Caterpillar (NYSE: CAT - option chain) shares are rising today after company CEO Jim Owens told a group of financial analysts and institutional stockholders that he expects company earnings to reach $8 to $10 per share annually in the next five years as long as the global economy recovers. He also reaffirmed CAT's 2009 EPS forecast of $1.15 to $2.25. If you think that the stock won't fall by too much in the coming months, then now could be a good time to look at a bullish hedged trade on CAT.CAT opened this morning at $45.45. So far today the stock has hit a low of $45.35 and is currently trading at its intra-day high $47.41 up $2.29 (5.1%). The chart for CAT looks bullish and S&P gives CAT a positive 4 STARS (out of 5) buy ranking.

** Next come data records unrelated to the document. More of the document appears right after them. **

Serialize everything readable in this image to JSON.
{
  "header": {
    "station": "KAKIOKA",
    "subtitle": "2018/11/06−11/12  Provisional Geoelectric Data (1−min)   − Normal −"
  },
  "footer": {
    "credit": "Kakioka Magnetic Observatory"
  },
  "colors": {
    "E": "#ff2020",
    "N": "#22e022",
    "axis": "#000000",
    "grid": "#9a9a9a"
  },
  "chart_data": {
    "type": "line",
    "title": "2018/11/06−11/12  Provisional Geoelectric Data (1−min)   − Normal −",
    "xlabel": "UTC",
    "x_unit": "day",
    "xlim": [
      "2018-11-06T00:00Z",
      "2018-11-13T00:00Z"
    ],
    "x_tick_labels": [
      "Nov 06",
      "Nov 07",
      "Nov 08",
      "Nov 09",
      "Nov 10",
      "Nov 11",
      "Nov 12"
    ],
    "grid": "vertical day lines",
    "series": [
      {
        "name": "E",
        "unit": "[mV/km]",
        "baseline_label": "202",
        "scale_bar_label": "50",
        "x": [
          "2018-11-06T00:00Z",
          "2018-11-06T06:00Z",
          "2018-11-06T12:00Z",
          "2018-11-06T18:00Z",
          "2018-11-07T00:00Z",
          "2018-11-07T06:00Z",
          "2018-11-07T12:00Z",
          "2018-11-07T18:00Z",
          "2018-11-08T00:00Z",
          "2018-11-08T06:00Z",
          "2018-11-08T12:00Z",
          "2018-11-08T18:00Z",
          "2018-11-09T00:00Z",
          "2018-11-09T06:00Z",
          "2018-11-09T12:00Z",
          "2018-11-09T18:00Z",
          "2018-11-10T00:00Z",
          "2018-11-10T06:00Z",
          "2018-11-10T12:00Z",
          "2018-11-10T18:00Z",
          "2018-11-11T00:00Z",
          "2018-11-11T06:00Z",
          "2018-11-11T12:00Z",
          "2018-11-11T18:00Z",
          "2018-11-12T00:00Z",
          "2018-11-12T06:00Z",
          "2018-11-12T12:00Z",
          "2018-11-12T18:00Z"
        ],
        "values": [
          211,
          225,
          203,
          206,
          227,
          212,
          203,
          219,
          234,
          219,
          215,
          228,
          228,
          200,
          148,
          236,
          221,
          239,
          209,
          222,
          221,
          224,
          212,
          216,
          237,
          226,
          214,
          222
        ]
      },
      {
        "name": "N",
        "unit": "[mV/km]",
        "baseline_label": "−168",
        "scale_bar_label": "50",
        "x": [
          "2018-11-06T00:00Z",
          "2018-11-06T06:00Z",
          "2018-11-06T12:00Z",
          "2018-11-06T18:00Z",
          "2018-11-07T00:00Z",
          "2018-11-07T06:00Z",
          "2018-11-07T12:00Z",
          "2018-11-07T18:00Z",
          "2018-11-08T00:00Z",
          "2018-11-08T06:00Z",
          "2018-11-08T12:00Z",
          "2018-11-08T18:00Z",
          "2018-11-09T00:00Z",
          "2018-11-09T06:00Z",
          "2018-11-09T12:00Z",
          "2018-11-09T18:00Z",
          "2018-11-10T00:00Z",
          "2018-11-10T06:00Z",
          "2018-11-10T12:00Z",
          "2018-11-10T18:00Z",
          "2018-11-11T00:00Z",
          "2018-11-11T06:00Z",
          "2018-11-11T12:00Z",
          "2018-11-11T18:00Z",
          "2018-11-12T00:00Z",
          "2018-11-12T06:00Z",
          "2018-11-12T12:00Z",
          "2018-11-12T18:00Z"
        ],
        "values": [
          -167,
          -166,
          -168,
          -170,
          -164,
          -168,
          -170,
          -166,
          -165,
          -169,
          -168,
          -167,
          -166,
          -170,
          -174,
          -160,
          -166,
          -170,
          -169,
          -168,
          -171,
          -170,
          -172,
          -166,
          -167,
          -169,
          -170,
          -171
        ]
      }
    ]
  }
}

For a bullish hedged play on this stock, I would consider a November bull-put credit spread below the $30 range. A bull-put credit spread is an options position that combines the purchase and sale of put options to hedge risk in case the stock doesn't do what you think but still leverage nice returns. For this particular trade, we will make a 7.1% return in three and a half months as long as CAT is above $30 at November expiration. Caterpillar would have to fall by more than 36% before we would start to lose money. Learn more about this type of trade here.
CAT has not been below $30 since April and has shown support around $41 recently.
Brent Archer is an options analyst and writer at Investors Observer.
DISCLOSURE: Mr. Archer owns and/or controls diversified portfolios of long and short stock and option positions that may include holdings in companies he writes about. At publication time, Brent controls bullish hedged positions in CAT.